Saturday, May 9, 2020

batch auctions for foreign exchange

The foreign exchange market is quite decentralized, and I've been thinking recently that it might be convenient for some players in the market for there to be a daily batch auction, perhaps early in the morning in NYC, late morning in London, and evening in Tokyo.  Academics often seem to like batch auctions for the thickness (liquidity) they offer, but one of my motivations was the existence of currency derivatives and indexes; there are traders who may be trying to hedge in the spot market against an "end-of-day" risk, and I thought having a batch auction that provided fixes for derivatives would make it easier to avoid some basis risk.

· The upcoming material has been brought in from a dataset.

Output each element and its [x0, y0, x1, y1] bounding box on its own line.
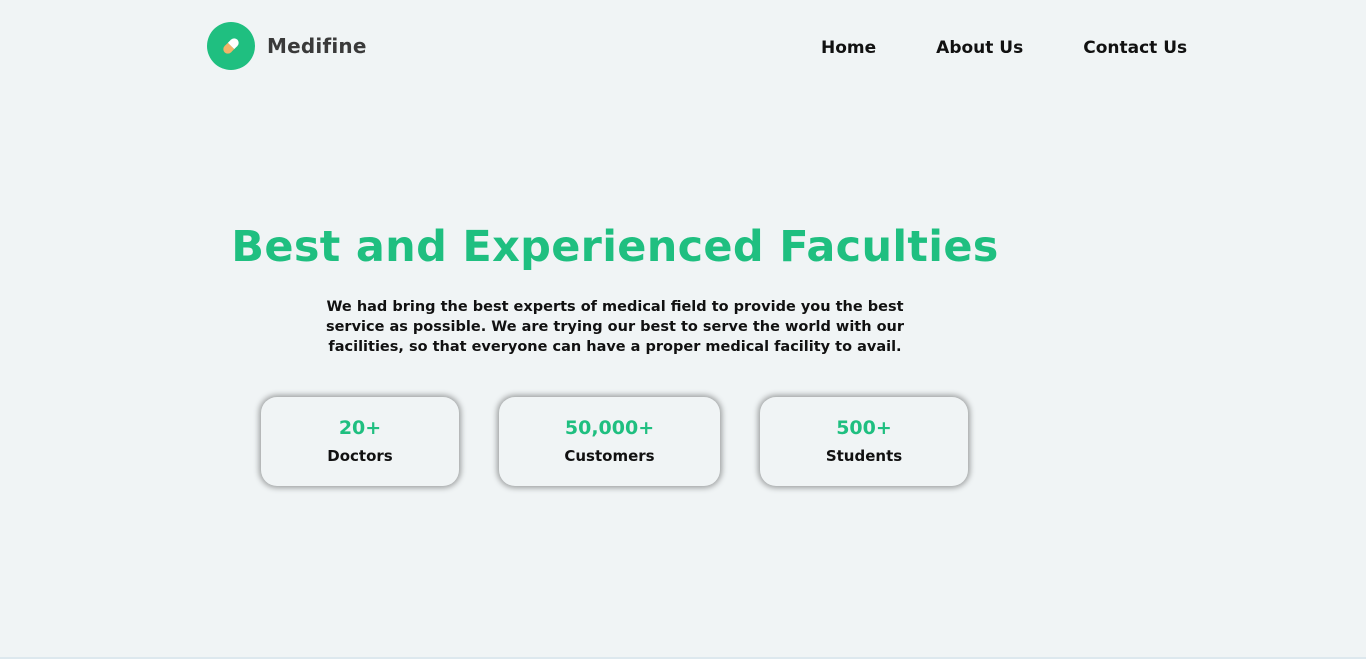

Foreign exchange markets can feel a bit like barter in some ways; if I'm buying pounds from a trader in London, we'll both think of ourselves as the buyer, and if someone in Europe wants to trade dollars for yen, it's not clear whether that's a purchase or a sale.[1]  In some ways, a centralized auction alleviates the double-coincidence-of-wants problem and makes barter feasible and even makes money (or, in this case, a vehicle currency) redundant, but there is a complication: consider a trader who enters, into the auction, an order expressing a desire to exchange 10 euros for 900 yen, and suppose the auction determines that the clearing price is 100 yen per euro.  A European entering an order to buy 900 yen expects to end up exchanging 9 euros for 900 yen, while a Japanese person entering an order to sell 10 euros expects to exchange 10 euros for 1000 yen.  An American may wish to hand over 10 euros and receive 900 yen and to receive the gains from trade in US dollars.  An order now should specify the currency of the order, which may be the currency the trader wants to buy, or sell, or something else.  In more generality, the trader may express three baskets of currencies, expecting that, if the trade is executed, the trader will give up basket A and receive basket B and some multiple of basket C such that the currency received and the currency provided have the same value at the clearing prices.

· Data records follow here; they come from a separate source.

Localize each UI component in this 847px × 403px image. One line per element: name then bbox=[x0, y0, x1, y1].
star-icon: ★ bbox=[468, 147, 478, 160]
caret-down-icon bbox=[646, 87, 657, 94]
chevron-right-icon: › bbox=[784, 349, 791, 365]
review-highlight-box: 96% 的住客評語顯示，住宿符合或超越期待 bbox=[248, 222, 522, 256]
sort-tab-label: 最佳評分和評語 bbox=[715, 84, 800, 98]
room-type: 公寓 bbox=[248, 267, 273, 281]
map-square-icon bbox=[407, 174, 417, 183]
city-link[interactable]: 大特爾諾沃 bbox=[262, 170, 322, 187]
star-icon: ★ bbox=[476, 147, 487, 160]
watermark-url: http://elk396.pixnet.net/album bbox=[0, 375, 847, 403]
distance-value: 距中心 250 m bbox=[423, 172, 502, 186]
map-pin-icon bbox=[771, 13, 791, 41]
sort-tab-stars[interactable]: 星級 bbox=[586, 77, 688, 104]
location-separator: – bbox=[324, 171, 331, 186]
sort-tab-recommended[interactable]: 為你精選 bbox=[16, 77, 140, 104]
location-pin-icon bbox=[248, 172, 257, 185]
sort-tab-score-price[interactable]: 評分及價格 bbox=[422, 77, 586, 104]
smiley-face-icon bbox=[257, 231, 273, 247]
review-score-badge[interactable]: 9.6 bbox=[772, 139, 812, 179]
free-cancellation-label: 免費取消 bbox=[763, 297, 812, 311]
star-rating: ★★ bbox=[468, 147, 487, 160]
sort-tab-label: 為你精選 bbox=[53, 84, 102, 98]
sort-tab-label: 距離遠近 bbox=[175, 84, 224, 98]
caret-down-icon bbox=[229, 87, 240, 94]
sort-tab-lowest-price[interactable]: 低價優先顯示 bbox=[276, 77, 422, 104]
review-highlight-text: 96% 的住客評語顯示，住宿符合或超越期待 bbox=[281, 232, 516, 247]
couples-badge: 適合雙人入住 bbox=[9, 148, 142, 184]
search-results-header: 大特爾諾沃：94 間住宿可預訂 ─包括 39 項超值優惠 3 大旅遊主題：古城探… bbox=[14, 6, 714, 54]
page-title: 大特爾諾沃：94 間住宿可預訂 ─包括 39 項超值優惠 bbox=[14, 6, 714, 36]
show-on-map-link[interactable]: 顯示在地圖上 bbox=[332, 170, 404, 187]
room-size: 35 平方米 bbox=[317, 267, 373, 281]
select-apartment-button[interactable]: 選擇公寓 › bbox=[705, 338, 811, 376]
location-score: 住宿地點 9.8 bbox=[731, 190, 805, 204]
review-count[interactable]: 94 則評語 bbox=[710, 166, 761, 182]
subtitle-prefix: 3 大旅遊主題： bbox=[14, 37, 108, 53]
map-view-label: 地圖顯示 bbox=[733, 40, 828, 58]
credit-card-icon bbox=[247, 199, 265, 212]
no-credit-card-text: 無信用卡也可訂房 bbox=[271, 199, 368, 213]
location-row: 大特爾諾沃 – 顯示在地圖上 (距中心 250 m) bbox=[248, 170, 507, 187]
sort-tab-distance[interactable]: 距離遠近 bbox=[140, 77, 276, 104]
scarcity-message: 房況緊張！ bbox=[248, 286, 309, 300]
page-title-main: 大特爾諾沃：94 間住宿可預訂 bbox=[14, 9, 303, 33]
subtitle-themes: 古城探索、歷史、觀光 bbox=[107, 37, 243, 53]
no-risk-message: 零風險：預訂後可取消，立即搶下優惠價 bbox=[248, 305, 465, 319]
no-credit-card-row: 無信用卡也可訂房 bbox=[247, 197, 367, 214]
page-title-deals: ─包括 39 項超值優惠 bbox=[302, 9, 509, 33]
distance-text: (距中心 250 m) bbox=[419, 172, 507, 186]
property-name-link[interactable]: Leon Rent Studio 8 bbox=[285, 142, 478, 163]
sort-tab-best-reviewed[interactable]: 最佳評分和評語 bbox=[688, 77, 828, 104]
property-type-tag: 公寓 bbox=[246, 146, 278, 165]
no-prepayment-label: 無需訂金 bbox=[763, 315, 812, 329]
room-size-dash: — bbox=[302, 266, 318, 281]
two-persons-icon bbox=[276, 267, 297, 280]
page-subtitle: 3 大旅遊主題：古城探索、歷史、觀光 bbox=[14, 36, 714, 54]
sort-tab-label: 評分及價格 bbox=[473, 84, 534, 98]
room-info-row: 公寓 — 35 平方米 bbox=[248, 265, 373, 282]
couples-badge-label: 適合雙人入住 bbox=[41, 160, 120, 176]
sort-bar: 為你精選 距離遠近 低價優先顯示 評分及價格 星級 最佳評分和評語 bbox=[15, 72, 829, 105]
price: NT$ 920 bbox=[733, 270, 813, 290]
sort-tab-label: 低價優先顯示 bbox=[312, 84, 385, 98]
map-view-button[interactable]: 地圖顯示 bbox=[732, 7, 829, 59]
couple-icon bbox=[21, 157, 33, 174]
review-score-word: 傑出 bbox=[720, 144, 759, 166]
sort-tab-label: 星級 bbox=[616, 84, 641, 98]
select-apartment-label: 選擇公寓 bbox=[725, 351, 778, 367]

Actually determining how to clear the markets turns out to be equivalent to solving a convex optimization problem, at least if currencies are arbitrarily divisible and orders can be partially executed, at least provided that, for each order that executes, the currency associated with that order is provided by some combination of other orders that execute.  The solution technique is likely to involve iteratively finding the excess demand for different currencies given different price vectors, and it seems likely that in a practical distributed setting you would want to group orders by currency, where you would first figure out, given the proposed price, which orders execute, the total gains from trade those orders, and how much currency that adds to the demand vector.  One potential complication here is created by orders that clear exactly, with no gains from trade, which may end up partially executing; when excess demand of different groups of orders is being aggregated it may be necessary, especially late in the process of finding the execution price, to retain a lot of possible excess demand vectors to aggregate the partial calculations.


[1] This is the source of some confusion regarding options at times; the terms "put" and "call" are similarly poorly defined.  In some ways, though, this is clarifying, though I think I should let go of this particular tangent at this point.